Wir verabredeten uns dann aber für den Nachmittag. Zweieinhalb Jahre ist es nun her, dass Kerstin die Kinder das letzte Mal sah und sie war einfach überrascht, wie schnell Kinder in zweieinhalb Jahren wachsen, sich verändern – oder eben auch nicht. Vincent ist immer noch der gleiche Charmeur und keine kann so eine “Schnute ziehen” wie Blandina…

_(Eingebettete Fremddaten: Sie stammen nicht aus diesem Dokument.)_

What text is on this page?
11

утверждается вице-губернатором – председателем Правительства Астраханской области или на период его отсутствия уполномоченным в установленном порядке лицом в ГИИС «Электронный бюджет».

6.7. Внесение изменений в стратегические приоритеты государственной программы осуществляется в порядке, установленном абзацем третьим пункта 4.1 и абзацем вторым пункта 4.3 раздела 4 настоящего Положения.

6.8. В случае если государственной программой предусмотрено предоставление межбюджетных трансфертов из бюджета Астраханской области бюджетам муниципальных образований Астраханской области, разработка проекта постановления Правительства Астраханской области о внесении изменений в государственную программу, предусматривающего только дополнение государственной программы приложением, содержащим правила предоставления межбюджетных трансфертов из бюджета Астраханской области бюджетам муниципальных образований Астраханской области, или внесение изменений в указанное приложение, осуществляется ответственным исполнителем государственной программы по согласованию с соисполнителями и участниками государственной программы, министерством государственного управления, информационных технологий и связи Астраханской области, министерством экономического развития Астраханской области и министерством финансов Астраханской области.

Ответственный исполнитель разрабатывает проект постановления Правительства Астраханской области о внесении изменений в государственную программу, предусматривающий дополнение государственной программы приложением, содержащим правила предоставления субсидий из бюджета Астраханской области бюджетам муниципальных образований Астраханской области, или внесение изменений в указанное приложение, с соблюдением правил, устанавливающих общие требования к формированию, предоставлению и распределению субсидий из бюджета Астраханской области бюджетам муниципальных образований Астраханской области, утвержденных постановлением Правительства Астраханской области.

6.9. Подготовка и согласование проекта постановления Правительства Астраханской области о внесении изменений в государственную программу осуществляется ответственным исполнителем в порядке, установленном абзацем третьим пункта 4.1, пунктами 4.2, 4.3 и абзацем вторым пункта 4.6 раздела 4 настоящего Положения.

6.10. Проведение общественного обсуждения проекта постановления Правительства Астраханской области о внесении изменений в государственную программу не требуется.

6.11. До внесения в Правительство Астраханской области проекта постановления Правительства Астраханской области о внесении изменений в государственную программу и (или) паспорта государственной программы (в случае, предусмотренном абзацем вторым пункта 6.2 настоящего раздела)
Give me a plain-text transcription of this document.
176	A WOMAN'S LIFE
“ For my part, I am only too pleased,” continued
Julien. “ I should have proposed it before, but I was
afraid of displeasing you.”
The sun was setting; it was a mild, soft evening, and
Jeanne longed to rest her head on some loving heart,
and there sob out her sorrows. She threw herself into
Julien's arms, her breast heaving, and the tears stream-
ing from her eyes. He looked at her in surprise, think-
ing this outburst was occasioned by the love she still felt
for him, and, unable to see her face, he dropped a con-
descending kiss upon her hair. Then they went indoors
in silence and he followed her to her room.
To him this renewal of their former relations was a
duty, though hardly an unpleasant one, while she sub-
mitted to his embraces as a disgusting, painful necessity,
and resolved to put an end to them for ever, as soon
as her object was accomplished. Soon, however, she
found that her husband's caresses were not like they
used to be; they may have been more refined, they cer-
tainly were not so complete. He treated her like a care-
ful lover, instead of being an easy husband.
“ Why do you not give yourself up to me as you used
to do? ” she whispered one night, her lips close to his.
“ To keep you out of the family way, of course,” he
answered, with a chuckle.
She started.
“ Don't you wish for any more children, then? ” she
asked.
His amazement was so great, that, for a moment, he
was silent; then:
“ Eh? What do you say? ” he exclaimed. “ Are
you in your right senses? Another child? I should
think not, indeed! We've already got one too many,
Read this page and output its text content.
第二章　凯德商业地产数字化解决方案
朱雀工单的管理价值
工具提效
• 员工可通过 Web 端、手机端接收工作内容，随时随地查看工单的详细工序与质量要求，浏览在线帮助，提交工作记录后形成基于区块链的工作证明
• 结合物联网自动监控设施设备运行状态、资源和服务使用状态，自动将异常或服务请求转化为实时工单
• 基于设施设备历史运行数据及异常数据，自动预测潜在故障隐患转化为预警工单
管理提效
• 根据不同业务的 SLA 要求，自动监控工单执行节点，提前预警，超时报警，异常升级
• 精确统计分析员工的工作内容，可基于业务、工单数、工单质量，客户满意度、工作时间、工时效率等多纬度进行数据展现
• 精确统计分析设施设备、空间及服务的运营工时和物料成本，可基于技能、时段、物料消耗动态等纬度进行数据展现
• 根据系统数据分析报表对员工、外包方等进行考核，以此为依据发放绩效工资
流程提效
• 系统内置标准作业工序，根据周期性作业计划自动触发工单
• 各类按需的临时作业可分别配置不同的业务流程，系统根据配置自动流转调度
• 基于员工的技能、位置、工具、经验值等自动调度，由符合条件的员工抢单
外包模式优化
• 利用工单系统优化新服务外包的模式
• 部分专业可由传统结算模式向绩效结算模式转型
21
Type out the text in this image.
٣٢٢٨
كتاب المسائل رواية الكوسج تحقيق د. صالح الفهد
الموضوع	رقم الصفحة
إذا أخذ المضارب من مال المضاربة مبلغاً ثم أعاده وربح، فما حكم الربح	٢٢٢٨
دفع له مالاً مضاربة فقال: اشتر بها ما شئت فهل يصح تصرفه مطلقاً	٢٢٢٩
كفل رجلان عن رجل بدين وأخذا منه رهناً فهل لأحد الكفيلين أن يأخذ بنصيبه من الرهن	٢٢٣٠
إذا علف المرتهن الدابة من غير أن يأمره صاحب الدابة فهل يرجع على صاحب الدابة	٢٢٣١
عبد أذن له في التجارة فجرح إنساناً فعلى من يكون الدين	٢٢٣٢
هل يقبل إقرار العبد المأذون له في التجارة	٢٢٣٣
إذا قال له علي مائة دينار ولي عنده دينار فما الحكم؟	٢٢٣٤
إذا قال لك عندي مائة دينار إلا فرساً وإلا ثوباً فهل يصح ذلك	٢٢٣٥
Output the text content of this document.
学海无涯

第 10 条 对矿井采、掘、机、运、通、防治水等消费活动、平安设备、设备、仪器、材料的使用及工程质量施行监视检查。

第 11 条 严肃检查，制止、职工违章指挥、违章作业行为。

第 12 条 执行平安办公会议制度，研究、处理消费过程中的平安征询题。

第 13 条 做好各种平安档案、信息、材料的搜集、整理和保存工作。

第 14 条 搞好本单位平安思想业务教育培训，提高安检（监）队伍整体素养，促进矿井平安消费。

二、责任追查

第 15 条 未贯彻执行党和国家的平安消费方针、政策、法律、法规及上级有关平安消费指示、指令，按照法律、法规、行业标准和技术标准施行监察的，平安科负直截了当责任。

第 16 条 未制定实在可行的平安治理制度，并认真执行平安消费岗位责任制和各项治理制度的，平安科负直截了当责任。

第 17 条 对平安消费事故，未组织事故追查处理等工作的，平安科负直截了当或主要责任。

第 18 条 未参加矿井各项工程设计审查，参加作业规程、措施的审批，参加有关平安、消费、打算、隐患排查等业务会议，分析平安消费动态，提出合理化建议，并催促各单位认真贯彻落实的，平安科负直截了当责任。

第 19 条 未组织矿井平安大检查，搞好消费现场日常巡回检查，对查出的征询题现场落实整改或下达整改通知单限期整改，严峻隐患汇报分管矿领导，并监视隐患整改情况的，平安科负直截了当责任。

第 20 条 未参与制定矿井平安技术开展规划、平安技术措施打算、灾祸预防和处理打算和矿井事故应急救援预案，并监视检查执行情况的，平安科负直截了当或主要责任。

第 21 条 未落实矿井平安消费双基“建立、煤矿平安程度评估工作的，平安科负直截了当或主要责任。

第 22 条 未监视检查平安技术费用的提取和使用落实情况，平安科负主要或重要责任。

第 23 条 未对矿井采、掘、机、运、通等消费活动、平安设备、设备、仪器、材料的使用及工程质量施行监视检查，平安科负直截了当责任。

Doch wir trafen auch zwei Neuankömmlinge, besser gesagt drei! Zwillinge mit ihrer Mutter! Sr. Asteria erzählte uns, dass die Kinder vor anderthalb Jahren zur Welt kamen. Doch beide sahen erbärmlich aus. Einer der Zwillinge wirkte wie eines der Kinder auf den Bildern aus einem Flüchtlingslager im Jemen oder im Südsudan – unterentwickelt, unterernährt, krank. Man erkennt es an den Beinen, der Hautfarbe, den Haaren, den Reaktionen, dem Wimmern… Nach ersten Momenten des Schockiertseins beginne ich zu verstehen. Die Mutter hat eine starke geistige Beeinträchtigung und scheint auch nicht fähig zu sprechen, vor allem aber kann sie ihre beiden Kinder nicht versorgen. Nun hoffen die Schwestern, sie wird es in einigen Tagen bzw. Wochen im Kinderheim lernen und dann ihre Kinder zu Hause versorgen. Ich bin inzwischen vorsichtig mit meinen Prognosen in solchen – scheinbar aussichtslosen – Fällen. Hier können Dinge möglich werden, die für mich unmöglich erscheinen. Aber nun bin ich wirklich skeptisch – und mal wieder hilflos. Wo wird der Weg dieser beiden Jungs wohl hinführen?
Reise mit Hindernissen
Gut in Dar es Salaam angekommen, ging es am Donnerstag gleich nach Segerea und Luhanga, um die Schwestern zu besuchen. Dar es Salaam war entsetzlich heiß und wir waren froh, als wir uns am Freitag wieder auf die Reise machen konnten. Ob das Huhn in unserem Kofferraum sich gefreut hat, wage ich zu bezweifeln. Seine letzten Stunden waren gezählt.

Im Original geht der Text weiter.